When the issuer missed the scheduled dates for instalment payments, it had to seek permission from all investors, including retail investors who held only a small portion of the bonds, for an extension of the terms.

The issuer and arranger are heard to be taking necessary steps this time around to ensure that the bonds do not land in the hands of retail investors. This could include raising the minimum investment to Rs250m, said a market source.

"The term-sheet may also have clauses that require the investor to take prior approval from the issuer if they want to sell the bonds," according to the source.

While the exact format of the upcoming deal is not fully known yet, there are pre-payment clauses that may kick in at the end of three years. The pre-payment triggers are expected to be based on the covenants on the monetisation of real estate unit SD Corporation and Shapoorji Pallonji Energy, sources said.

SD Corporation is already heard to be in talks with bankers for a potential IPO after Afcons managed to complete its Rs54.3bn float last year.

Robust demand

There are expectations of robust demand from foreign institutional investors for the upcoming deal under the Voluntary Retention Route, helped by the strong collateral of Tata Sons shares and the attractive yield.

Foreign portfolio investors are subject to a minimum retention period of three years and there are no regulatory restrictions on investment amounts and residual maturity under the VRR route.

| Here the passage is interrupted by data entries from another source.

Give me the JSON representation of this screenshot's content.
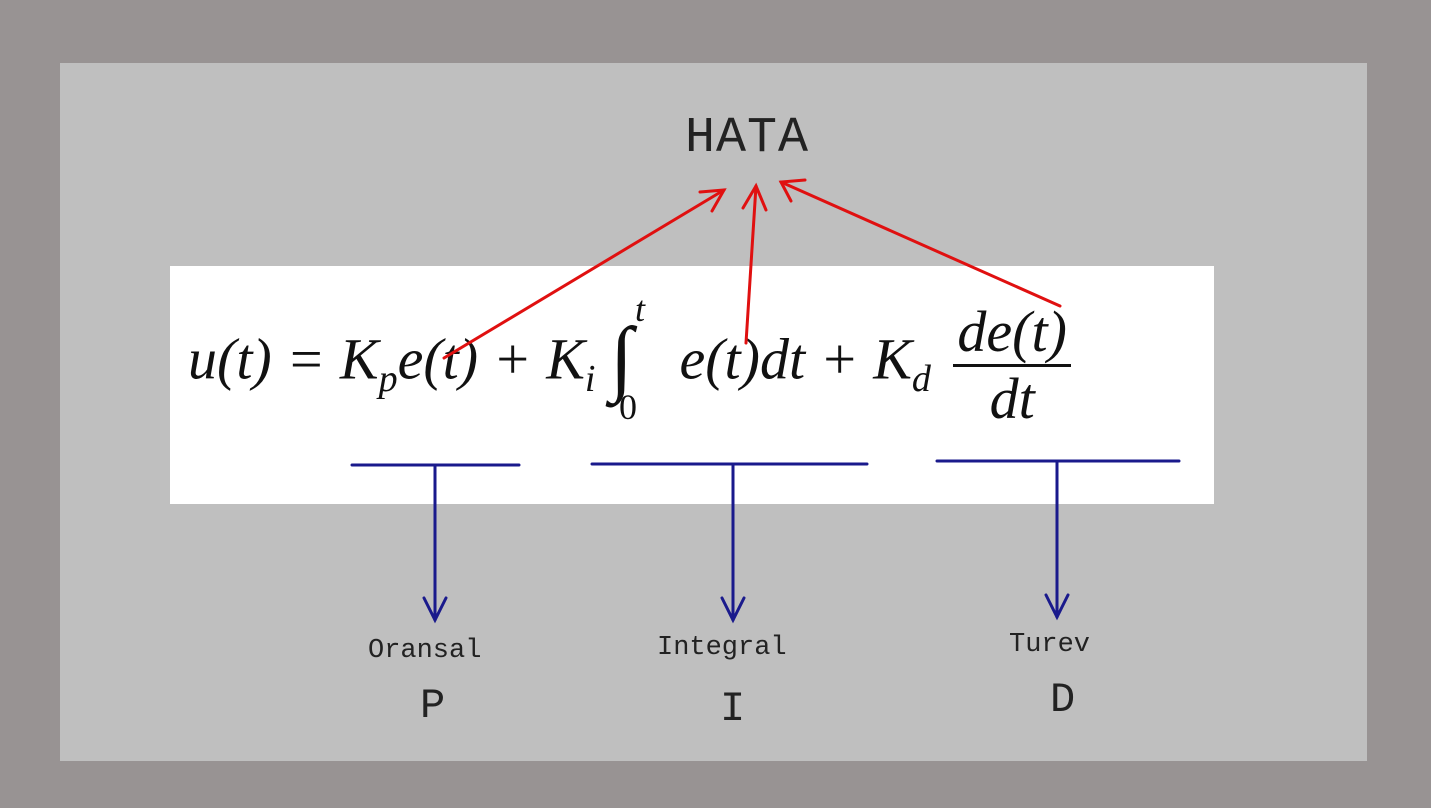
{
  "diagram": {
    "title": "HATA",
    "formula": {
      "lhs": "u(t) =",
      "k_p": "K",
      "k_p_sub": "p",
      "e_t_1": "e(t) +",
      "k_i": "K",
      "k_i_sub": "i",
      "integral_sign": "∫",
      "upper_limit": "t",
      "lower_limit": "0",
      "integrand": "e(t)dt +",
      "k_d": "K",
      "k_d_sub": "d",
      "numerator": "de(t)",
      "denominator": "dt"
    },
    "terms": [
      {
        "label": "Oransal",
        "letter": "P"
      },
      {
        "label": "Integral",
        "letter": "I"
      },
      {
        "label": "Turev",
        "letter": "D"
      }
    ],
    "colors": {
      "outer_background": "#989393",
      "panel": "#bfbfbf",
      "formula_box": "#ffffff",
      "error_arrows": "#e01010",
      "term_arrows": "#1a1a8c",
      "text": "#222222"
    }
  }
}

"There will be interest from a lot of foreign investors because the yield is attractive. It is around the special situation deal rates, between 18% and 22%, and the collateral of shares has a particular value," said a head of fixed income from a wealth firm.

Ares Management, Farallon Capital Management, Davidson Kempner, Varde Partners, PAG and One Investment Management are among the large foreign private credit investors which are heard to be participating in the new trade. In the domestic market, Edelweiss Special Opportunities Fund, Neo Asset Management and family offices like DSP Group Family Office are heard to be exploring investment opportunities in the trade.

Several investors in the Goswami Infratech bonds are also expected to participate in the upcoming trade.

"If this deal goes through, it's a milestone. It will be 30% of the outstanding issuance volume of the private credit market in India," the same fixed income head said.

On an aggregate basis, India's private credit market saw deals worth US$9.2bn over 163 transactions for the whole of 2024, growing by 7% compared to the previous year, according to an EY report in February. 

SP Group had been hopeful of obtaining a loan of up to US$1.87bn-equivalent from Power Finance Corporation, but the potential deal fell through last year. PFC decided against providing the loan to SP Group because the state-owned finance company's board did not want to lend to a new sector after doing due diligence, according to an investor call on November 8.

The group is looking to repay the roughly US$1.7bn (including accrued interest) that bankers say its Sterling Investment unit owes to Ares SSG and Farallon Capital Management.